Is this epsilon-delta proof involving the floor function correct

ceiling-and-floor-functionsepsilon-delta

I'm reading the book "Calculus a Rigorous First Course" by Daniel J Velleman. Currently stuck on exercise 11 from section 2.3 which is the following.

Use the given formula for $\delta$ to prove the limit statement.

\begin{align*}
\lim_{x\rightarrow3}\lfloor x/2 \rfloor=1 \; ,\; \delta=1
\end{align*}

My attempt was the following.

Proof. Suppose $\epsilon>0$. Let $\delta = 1$. Then

\begin{align*}
| \lfloor x/2 \rfloor – 1| < 1 = \delta=\epsilon
\end{align*}

Note, $| \lfloor x/2 \rfloor – 1| < 1$ because $2<x<4$.

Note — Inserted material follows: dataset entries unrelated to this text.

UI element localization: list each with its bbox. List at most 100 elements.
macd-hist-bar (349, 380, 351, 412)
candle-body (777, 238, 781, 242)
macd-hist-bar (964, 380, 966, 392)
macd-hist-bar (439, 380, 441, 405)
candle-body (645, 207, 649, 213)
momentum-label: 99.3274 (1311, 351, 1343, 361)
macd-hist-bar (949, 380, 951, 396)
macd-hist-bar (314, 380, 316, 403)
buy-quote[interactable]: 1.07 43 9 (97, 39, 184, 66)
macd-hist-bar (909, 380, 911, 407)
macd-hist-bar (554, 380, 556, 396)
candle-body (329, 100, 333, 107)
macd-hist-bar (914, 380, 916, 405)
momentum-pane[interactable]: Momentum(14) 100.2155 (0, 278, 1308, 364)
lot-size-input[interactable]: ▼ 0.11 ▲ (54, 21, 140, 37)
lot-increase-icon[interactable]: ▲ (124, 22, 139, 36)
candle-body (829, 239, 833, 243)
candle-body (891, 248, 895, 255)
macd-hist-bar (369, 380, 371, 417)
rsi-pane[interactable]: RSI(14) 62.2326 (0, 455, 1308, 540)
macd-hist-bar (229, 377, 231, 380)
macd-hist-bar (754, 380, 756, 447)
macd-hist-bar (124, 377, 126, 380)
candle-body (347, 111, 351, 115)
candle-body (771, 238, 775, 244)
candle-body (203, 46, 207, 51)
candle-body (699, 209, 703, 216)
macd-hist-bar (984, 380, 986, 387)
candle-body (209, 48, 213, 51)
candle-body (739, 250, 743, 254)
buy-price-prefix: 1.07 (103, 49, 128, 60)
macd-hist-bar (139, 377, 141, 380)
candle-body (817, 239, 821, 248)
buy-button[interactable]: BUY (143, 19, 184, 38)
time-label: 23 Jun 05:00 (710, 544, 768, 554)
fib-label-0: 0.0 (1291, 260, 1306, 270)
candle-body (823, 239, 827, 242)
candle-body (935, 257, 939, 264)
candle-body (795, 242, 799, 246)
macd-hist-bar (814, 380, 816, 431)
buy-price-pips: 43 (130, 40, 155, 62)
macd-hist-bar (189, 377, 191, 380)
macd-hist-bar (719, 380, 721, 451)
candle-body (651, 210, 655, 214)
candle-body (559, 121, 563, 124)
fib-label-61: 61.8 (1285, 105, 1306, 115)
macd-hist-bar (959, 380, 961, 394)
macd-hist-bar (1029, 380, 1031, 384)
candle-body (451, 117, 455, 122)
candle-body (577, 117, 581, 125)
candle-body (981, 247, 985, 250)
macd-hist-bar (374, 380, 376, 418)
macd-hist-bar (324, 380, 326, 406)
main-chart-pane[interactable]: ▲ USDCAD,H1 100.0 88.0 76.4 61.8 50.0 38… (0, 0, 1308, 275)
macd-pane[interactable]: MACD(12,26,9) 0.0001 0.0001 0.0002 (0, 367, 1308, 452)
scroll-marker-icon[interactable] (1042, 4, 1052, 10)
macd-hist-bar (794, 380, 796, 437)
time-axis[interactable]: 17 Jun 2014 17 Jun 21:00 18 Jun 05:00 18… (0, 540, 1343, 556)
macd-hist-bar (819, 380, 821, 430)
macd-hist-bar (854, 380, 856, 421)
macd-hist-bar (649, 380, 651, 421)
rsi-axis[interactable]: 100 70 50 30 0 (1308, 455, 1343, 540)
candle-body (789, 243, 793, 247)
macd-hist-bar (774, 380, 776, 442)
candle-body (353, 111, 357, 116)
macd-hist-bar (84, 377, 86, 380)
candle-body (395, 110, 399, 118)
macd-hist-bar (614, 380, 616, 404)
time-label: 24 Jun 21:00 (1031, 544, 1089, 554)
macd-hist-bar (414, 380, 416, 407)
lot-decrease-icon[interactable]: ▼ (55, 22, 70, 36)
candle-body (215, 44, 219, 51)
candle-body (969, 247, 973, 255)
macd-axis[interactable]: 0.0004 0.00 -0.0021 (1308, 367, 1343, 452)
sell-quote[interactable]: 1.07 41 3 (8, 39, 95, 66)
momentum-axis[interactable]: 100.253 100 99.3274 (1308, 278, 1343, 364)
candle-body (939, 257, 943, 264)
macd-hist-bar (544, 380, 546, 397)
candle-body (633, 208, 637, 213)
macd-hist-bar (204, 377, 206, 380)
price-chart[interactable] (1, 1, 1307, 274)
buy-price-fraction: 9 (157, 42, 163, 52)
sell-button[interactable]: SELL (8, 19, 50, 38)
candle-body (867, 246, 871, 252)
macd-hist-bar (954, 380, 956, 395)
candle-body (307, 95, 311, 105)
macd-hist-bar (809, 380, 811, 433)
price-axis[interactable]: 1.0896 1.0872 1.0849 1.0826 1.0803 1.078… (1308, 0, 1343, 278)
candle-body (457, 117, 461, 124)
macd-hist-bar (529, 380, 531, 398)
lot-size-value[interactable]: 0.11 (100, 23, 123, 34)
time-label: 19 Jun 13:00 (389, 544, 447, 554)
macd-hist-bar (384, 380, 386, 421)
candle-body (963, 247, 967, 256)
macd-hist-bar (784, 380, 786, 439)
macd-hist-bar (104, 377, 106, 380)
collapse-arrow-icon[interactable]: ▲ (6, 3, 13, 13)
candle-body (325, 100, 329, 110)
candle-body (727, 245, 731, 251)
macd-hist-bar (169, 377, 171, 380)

I find this proof somewhat incorrect because $\delta \neq \epsilon$. Or am I missing something about the epsilon-delta criterion?

Best Answer

You're right that $\delta \ne \epsilon$, so that doesn't belong in the proof. Also, you have skipped some steps in your writeup of the proof. In particular, you never said that you are assuming that $0 < |x - 3| < \delta$. Here's how I would write it:

Suppose $\epsilon > 0$. Let $\delta = 1$. Suppose $0 < |x - 3| < \delta$. Then $|x - 3| < 1$, so $2 < x < 4$. Therefore $1 < x/2 < 2$, so $\lfloor x/2 \rfloor = 1$ and $|\lfloor x/2 \rfloor - 1| = 0 < \epsilon$.